Reviews
All in the Family
Hill Street Blues. MTM Productions. NBC, 1981–87.
The Sopranos. Brillstein-Grey. HBO, 1999–2007.
The Wire. David Simon. HBO, 2002–08.
Lost. ABC Studios. ABC, 2004–10.
In June 1985, TV Guide published a cover story called “Why Hill Street Blues is Irresistible.” It was written by Joyce Carol Oates. The police drama’s fifth season had finished airing a few weeks earlier, and Oates could hardly believe what she had seen. She began by reminding her readers what TV was usually like: “Television was entertaining, often highly diverting, but not intellectually or emotionally stimulating, like serious literature. Until a few years ago, my husband and I did not even own a set.” But Hill Street Blues changed all that. Oates called the show “a forum for timely, provocative issues,” with a diverse cast, moral complexity, and “Dickensian” inner-city blight. She also mentioned, in a paragraph that NBC’s programming executives must have been happy to read, that it was “one of the few television programs watched by a fair percentage of my Princeton colleagues.” Today, Oates’s colleagues don’t just watch television. They write books about The Sopranos (at least twenty so far), and teach courses (at Harvard, in the sociology department) on The Wire. Her article is a blueprint for what is now a thirty-year-long love affair between television and the intellectual class.
Hill Street Blues elicited the response it did by changing the way stories were told in prime time. Up through the ’70s, prime time television was episodic. Each episode of a show like Dragnet introduced a narrative and then resolved that narrative in time for the closing credits. Jack Webb, Lucille Ball, Starsky, Hutch — from week to week these characters reappeared on the screen as though newly born, blissfully unburdened of everything but the flickering present. By the early ’80s, though, it was clear that something needed to change. The arrival of pay and cable television stations, as well as home video equipment and rental chains, had eaten away at ratings. ABC, CBS, and NBC needed to inspire new kinds of loyalty in their audiences. They did it by making the stories longer, and by giving their characters memories and futures.

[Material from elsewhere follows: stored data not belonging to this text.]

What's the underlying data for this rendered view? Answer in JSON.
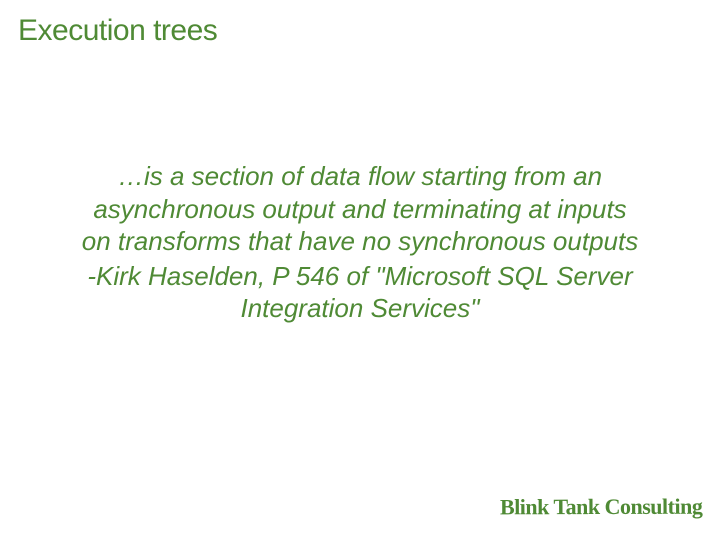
{
  "slide": {
    "title": "Execution trees",
    "quote": "…is a section of data flow starting from an\nasynchronous output and terminating at inputs\non transforms that have no synchronous outputs",
    "attribution": "-Kirk Haselden, P 546 of \"Microsoft SQL Server\nIntegration Services\"",
    "footer_logo": "Blink Tank Consulting"
  }
}
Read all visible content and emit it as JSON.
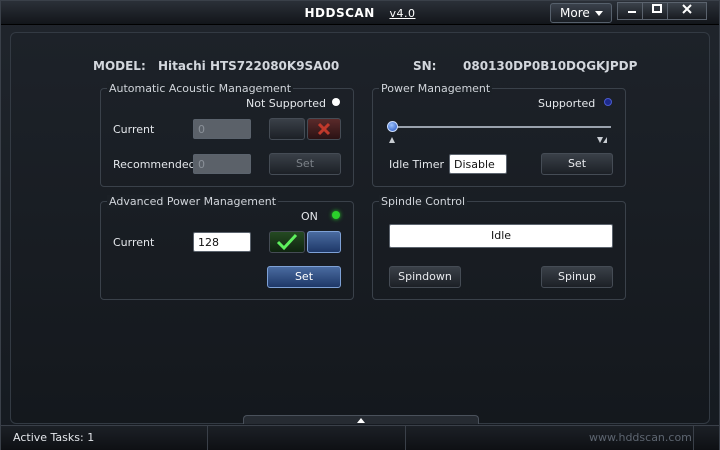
{
  "titlebar": {
    "app_name": "HDDSCAN",
    "version": "v4.0",
    "more_label": "More"
  },
  "device": {
    "model_label": "MODEL:",
    "model_value": "Hitachi HTS722080K9SA00",
    "sn_label": "SN:",
    "sn_value": "080130DP0B10DQGKJPDP"
  },
  "aam": {
    "title": "Automatic Acoustic Management",
    "status": "Not Supported",
    "status_color": "#ffffff",
    "current_label": "Current",
    "current_value": "0",
    "recommended_label": "Recommended",
    "recommended_value": "0",
    "set_label": "Set"
  },
  "apm": {
    "title": "Advanced Power Management",
    "status": "ON",
    "status_color": "#2bd12b",
    "current_label": "Current",
    "current_value": "128",
    "set_label": "Set"
  },
  "power": {
    "title": "Power Management",
    "status": "Supported",
    "status_color": "#1d2a8c",
    "slider_level": 0,
    "idle_timer_label": "Idle Timer",
    "idle_timer_value": "Disable",
    "set_label": "Set"
  },
  "spindle": {
    "title": "Spindle Control",
    "state": "Idle",
    "spindown_label": "Spindown",
    "spinup_label": "Spinup"
  },
  "status": {
    "active_tasks": "Active Tasks: 1",
    "website": "www.hddscan.com"
  },
  "colors": {
    "accent": "#4a6ba0",
    "ok": "#2bd12b",
    "cancel": "#c0392b"
  }
}
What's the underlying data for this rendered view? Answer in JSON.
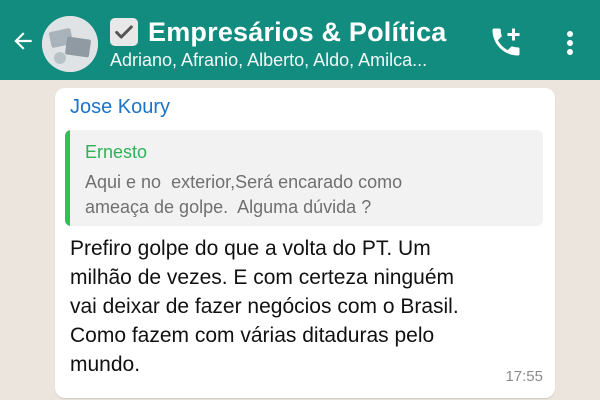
{
  "header": {
    "title": "Empresários & Política",
    "members": "Adriano, Afranio, Alberto, Aldo, Amilca...",
    "icons": {
      "back": "arrow-left-icon",
      "avatar": "group-avatar",
      "title_badge": "checkbox-icon",
      "call": "add-call-icon",
      "menu": "more-vert-icon"
    },
    "color": "#128c7e"
  },
  "message": {
    "sender": "Jose Koury",
    "sender_color": "#1c73c9",
    "quote": {
      "author": "Ernesto",
      "author_color": "#2db255",
      "text": "Aqui e no  exterior,Será encarado como\nameaça de golpe.  Alguma dúvida ?"
    },
    "text": "Prefiro golpe do que a volta do PT. Um\nmilhão de vezes. E com certeza ninguém\nvai deixar de fazer negócios com o Brasil.\nComo fazem com várias ditaduras pelo\nmundo.",
    "time": "17:55"
  }
}
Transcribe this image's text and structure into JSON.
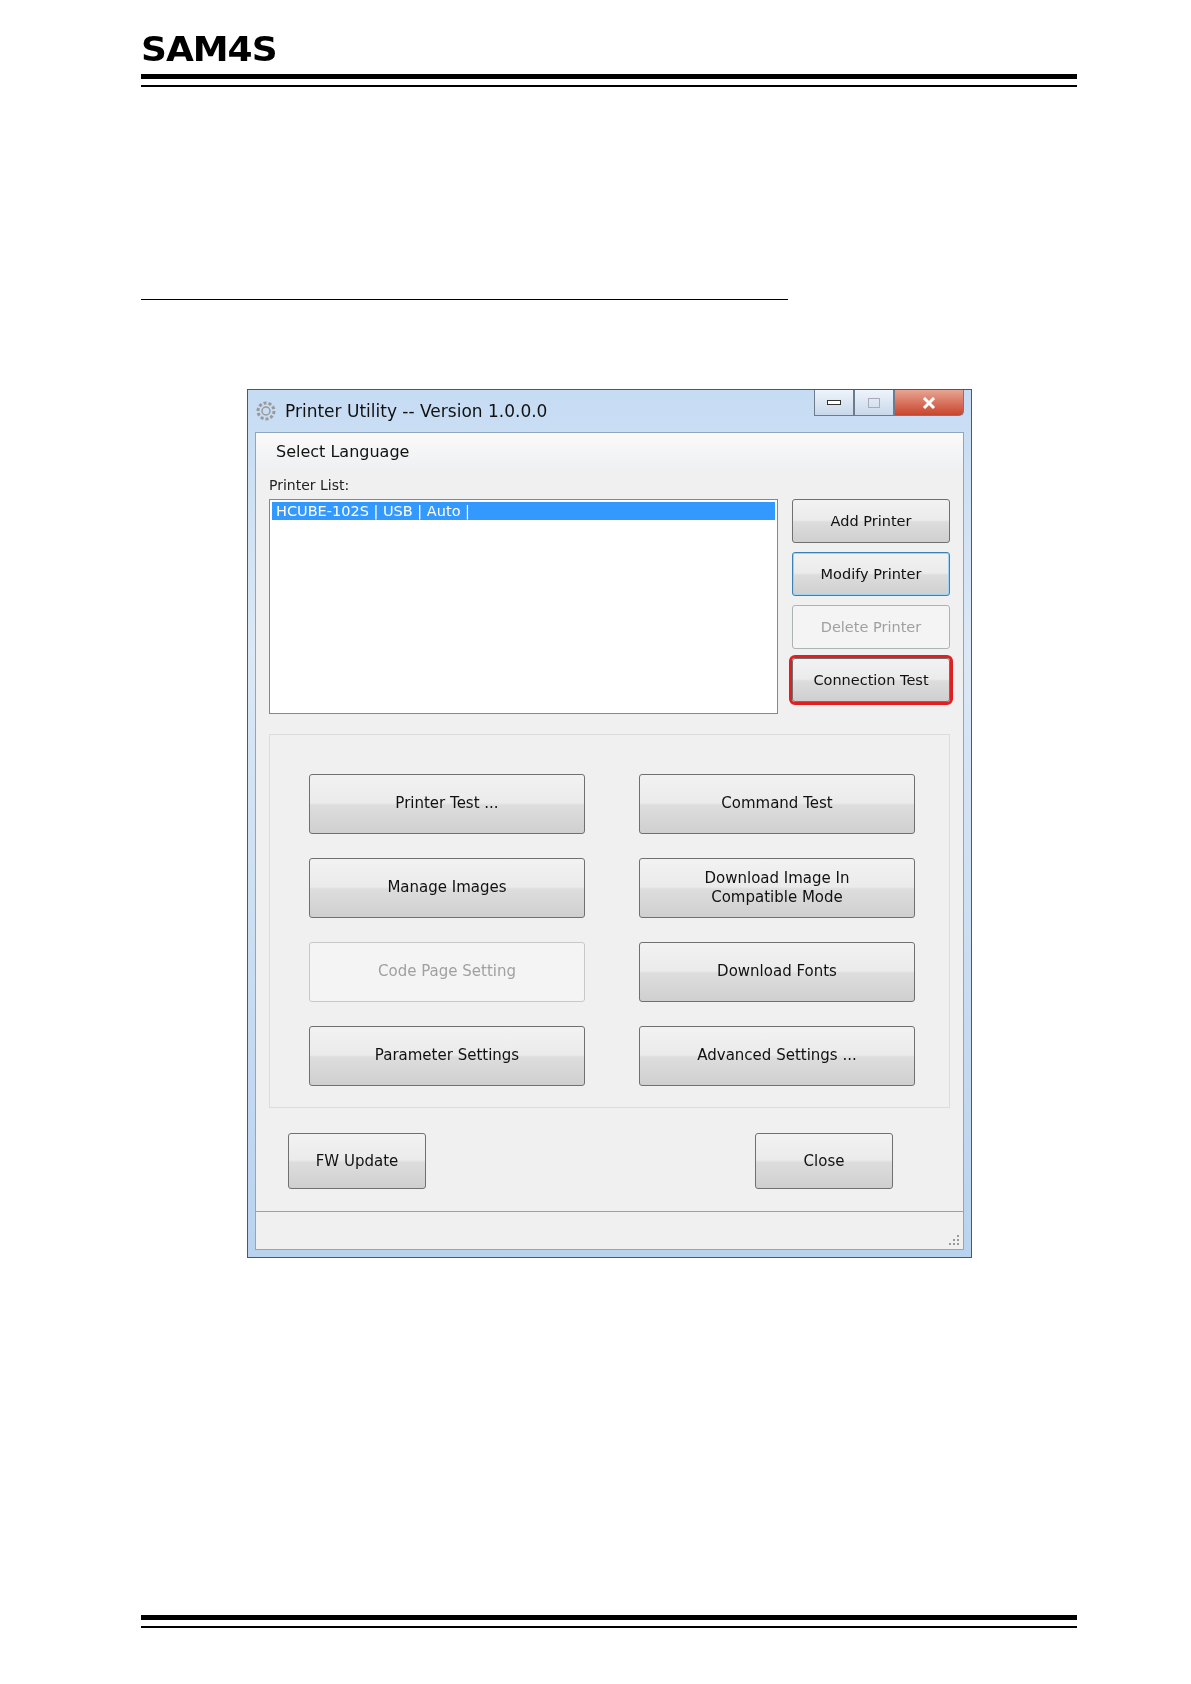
{
  "header": {
    "logo": "SAM4S"
  },
  "window": {
    "title": "Printer Utility -- Version 1.0.0.0",
    "menu": [
      "Select Language"
    ],
    "printer_list": {
      "label": "Printer List:",
      "rows": [
        {
          "text": "HCUBE-102S | USB | Auto |",
          "selected": true
        }
      ]
    },
    "side_buttons": [
      {
        "label": "Add Printer",
        "disabled": false,
        "focused": false,
        "highlighted": false
      },
      {
        "label": "Modify Printer",
        "disabled": false,
        "focused": true,
        "highlighted": false
      },
      {
        "label": "Delete Printer",
        "disabled": true,
        "focused": false,
        "highlighted": false
      },
      {
        "label": "Connection Test",
        "disabled": false,
        "focused": false,
        "highlighted": true
      }
    ],
    "function_buttons": [
      {
        "label": "Printer Test ...",
        "disabled": false
      },
      {
        "label": "Command Test",
        "disabled": false
      },
      {
        "label": "Manage Images",
        "disabled": false
      },
      {
        "label": "Download Image In Compatible Mode",
        "disabled": false
      },
      {
        "label": "Code Page Setting",
        "disabled": true
      },
      {
        "label": "Download Fonts",
        "disabled": false
      },
      {
        "label": "Parameter Settings",
        "disabled": false
      },
      {
        "label": "Advanced Settings ...",
        "disabled": false
      }
    ],
    "bottom_buttons": [
      "FW Update",
      "Close"
    ]
  }
}
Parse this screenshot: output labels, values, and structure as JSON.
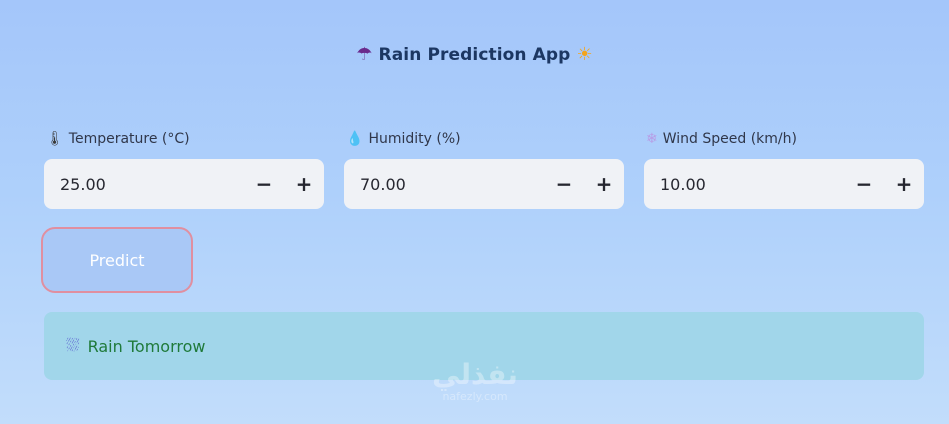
{
  "header": {
    "icon_left": "☂",
    "title": "Rain Prediction App",
    "icon_right": "☀"
  },
  "fields": [
    {
      "icon": "🌡",
      "label": "Temperature (°C)",
      "value": "25.00",
      "decrement": "−",
      "increment": "+"
    },
    {
      "icon": "💧",
      "label": "Humidity (%)",
      "value": "70.00",
      "decrement": "−",
      "increment": "+"
    },
    {
      "icon": "❄",
      "label": "Wind Speed (km/h)",
      "value": "10.00",
      "decrement": "−",
      "increment": "+"
    }
  ],
  "predict_button": {
    "label": "Predict"
  },
  "result": {
    "icon": "⛆",
    "text": "Rain Tomorrow"
  },
  "watermark": {
    "main": "نفذلي",
    "sub": "nafezly.com"
  }
}
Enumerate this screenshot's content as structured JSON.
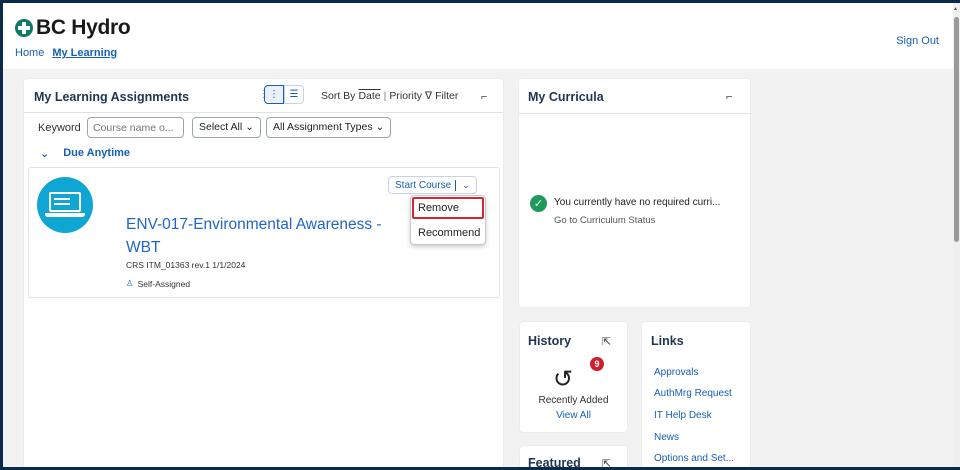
{
  "header": {
    "brand": "BC Hydro",
    "nav": [
      {
        "label": "Home",
        "active": false
      },
      {
        "label": "My Learning",
        "active": true
      }
    ],
    "sign_out": "Sign Out"
  },
  "assignments": {
    "title": "My Learning Assignments",
    "sort_by": "Sort By",
    "sort_date": "Date",
    "sort_sep": "|",
    "sort_priority": "Priority",
    "filter": "Filter",
    "keyword_label": "Keyword",
    "keyword_placeholder": "Course name o...",
    "select_all": "Select All",
    "assignment_types": "All Assignment Types",
    "due_group": "Due Anytime",
    "course": {
      "title": "ENV-017-Environmental Awareness - WBT",
      "meta": "CRS ITM_01363 rev.1 1/1/2024",
      "assigned": "Self-Assigned",
      "start": "Start Course"
    },
    "menu": {
      "remove": "Remove",
      "recommend": "Recommend"
    }
  },
  "curricula": {
    "title": "My Curricula",
    "message": "You currently have no required curri...",
    "link": "Go to Curriculum Status"
  },
  "history": {
    "title": "History",
    "badge": "9",
    "label": "Recently Added",
    "view_all": "View All"
  },
  "featured": {
    "title": "Featured"
  },
  "links": {
    "title": "Links",
    "items": [
      "Approvals",
      "AuthMrg Request",
      "IT Help Desk",
      "News",
      "Options and Set..."
    ]
  },
  "colors": {
    "brand_green": "#0e7a63",
    "link_blue": "#1560b7",
    "course_icon": "#10a6d4",
    "highlight": "#d02838",
    "success": "#1f9b59"
  },
  "icons": [
    "logo-icon",
    "grid-view-icon",
    "list-view-icon",
    "filter-icon",
    "expand-icon",
    "chevron-down-icon",
    "laptop-icon",
    "person-icon",
    "check-circle-icon",
    "history-icon",
    "external-link-icon"
  ]
}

Hill Street Blues stretched storylines over several episodes or even entire seasons, and used its large cast of cops, lawyers, and spouses to stack tangled plots on top of one another. The show also introduced the single-camera style to prime time, trading the usual trio of stationary shots for a mobile point of view that could slide erratically from one character or storyline to another. It was slow going at first: “My wife is confused,” one programming director complained, “and she is a smart broad.” But producers Stephen Bochco and Michael Kozoll were careful to keep things under control — no more than four stories were allowed at once, for example — and in its second and third seasons Hill Street Blues was the highest-rated series on NBC.